Now on to the questions:
Humus asks: Carmack has talked a little about a feature he calls "dependent texture reads", which means you get the texture coordinates for the next texture stage from the color of the results of the current texture stage [like (s,t) = (red,green)]. This way you could implement almost every function of two variables (3 with 3d textures) with linear interpolation with a texture as a lookup table. I'm personally looking into it in my development and would really like to see it implemented in hardware. Without necessarily talking about any unannounced products, are you interested in this feature and to what degree?
NVIDIA: This feature will be implemented in future NVIDIA products in a completely generalized fashion, providing the most flexibility for developers.
Olive asks: Do you plan to participate in the development of a higher level API than OpenGL and Direct3D immediate mode, with scene graph management such as Performer or game engines like Quake or Unreal?

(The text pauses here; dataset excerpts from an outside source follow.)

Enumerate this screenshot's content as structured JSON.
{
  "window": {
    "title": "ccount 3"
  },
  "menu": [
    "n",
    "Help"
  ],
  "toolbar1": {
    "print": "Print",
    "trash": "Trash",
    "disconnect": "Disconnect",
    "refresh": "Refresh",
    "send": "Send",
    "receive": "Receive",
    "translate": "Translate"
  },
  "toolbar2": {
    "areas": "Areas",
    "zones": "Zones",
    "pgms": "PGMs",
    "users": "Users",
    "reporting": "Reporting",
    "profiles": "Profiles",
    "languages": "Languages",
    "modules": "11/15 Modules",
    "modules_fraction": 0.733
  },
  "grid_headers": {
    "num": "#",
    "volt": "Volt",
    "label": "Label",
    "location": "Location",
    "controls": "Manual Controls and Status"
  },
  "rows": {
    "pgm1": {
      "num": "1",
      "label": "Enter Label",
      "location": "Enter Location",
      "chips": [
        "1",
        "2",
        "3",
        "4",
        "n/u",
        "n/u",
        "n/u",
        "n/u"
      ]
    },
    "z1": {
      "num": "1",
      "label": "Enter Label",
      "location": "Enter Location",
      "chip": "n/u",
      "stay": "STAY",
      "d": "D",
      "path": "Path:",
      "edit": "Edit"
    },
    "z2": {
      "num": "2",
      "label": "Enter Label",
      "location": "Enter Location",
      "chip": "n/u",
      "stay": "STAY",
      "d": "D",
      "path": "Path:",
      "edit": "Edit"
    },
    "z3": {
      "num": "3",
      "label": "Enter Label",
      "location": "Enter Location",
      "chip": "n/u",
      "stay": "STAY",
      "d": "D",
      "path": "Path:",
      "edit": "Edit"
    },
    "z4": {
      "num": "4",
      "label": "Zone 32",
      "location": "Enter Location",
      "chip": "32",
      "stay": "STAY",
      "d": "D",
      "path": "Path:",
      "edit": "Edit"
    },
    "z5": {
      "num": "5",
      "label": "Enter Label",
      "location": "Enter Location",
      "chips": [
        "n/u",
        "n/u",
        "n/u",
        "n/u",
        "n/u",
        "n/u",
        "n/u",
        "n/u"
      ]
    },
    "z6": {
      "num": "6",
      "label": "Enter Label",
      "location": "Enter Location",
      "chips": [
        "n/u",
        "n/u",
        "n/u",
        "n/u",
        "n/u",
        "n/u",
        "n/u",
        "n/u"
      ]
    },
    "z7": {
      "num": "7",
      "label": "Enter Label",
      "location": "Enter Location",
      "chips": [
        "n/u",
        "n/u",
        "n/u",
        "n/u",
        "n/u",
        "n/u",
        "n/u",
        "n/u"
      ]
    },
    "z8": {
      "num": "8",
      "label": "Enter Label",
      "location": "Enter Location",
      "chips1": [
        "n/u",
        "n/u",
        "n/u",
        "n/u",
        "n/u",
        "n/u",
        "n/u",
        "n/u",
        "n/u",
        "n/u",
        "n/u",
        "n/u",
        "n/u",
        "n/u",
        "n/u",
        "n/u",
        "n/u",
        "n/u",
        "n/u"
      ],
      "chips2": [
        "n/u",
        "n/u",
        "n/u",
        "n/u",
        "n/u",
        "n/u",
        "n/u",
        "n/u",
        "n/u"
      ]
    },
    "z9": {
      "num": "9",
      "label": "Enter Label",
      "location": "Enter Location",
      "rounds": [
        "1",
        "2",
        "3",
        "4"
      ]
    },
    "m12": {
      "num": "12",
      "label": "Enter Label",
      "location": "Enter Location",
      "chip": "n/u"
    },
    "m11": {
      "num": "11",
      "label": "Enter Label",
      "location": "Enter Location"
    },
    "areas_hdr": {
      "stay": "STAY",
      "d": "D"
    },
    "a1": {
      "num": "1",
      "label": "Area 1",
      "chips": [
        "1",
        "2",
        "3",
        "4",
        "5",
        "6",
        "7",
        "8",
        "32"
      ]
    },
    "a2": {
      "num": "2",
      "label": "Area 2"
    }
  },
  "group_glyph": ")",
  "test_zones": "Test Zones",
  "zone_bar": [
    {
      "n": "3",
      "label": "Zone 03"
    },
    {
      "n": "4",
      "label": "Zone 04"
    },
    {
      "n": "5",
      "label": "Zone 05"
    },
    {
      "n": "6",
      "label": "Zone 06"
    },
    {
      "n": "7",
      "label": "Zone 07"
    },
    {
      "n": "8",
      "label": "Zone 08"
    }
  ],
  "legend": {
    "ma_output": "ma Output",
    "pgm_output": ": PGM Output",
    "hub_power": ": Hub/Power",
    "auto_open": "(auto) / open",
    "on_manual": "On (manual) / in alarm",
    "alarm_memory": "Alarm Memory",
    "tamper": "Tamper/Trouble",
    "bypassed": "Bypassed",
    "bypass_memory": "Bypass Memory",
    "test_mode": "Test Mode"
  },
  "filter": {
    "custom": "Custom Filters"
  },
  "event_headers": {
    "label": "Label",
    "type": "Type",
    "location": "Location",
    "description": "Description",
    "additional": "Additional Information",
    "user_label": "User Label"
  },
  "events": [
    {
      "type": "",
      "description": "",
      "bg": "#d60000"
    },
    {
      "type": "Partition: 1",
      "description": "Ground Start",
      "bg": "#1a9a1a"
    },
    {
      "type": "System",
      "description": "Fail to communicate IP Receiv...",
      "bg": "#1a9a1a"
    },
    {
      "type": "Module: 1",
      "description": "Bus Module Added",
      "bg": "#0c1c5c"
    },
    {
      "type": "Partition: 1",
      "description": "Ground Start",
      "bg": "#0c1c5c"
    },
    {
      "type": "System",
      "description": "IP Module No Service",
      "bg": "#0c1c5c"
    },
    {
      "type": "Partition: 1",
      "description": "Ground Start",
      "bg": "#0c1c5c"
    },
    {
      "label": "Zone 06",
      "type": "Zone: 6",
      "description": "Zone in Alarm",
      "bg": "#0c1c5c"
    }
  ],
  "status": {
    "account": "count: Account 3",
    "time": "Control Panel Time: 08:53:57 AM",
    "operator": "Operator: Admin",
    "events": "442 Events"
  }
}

NVIDIA: NVIDIA is API agnostic and supports both Open GL and Direct3D equally. NVIDIA is not interested in offering a proprietary API since both of these have numerous strengths. If someone were to come along and develop an API which had the same level of quality and widespread acceptance, we would of course consider supporting it.
Humus asks: Nvidia cards have sadly enough often been equipped with low quality RAMDAC filters, which has cause the image to get blurrier in higher resolution. Even though vendors are free to choose whatever filter they like, are you in any way going to push for higher quality filters in future products, perhaps promoting that in the reference design?
NVIDIA: Yes, we always try to encourage our partners to use the highest quality components. NVIDIA has a new filter design circuit methodology that we implement on all new reference designs along with guidelines for board manufacturers to follow.
Humus asks: Currently there's no texture compression mode that works especially well on bumpmaps for DOT3 bumpmapping (they get a low_quality_JPEG look). Are you looking into any texture compression techniques which could solve that issue. Currently the lack of a good texture compression mode for bumpmaps is hindering the performance significantly in my 3d engine under development.
NVIDIA: Yes, we are looking at several new forms of texture compression, both for color data, and for non-color (vector/normal data, etc.)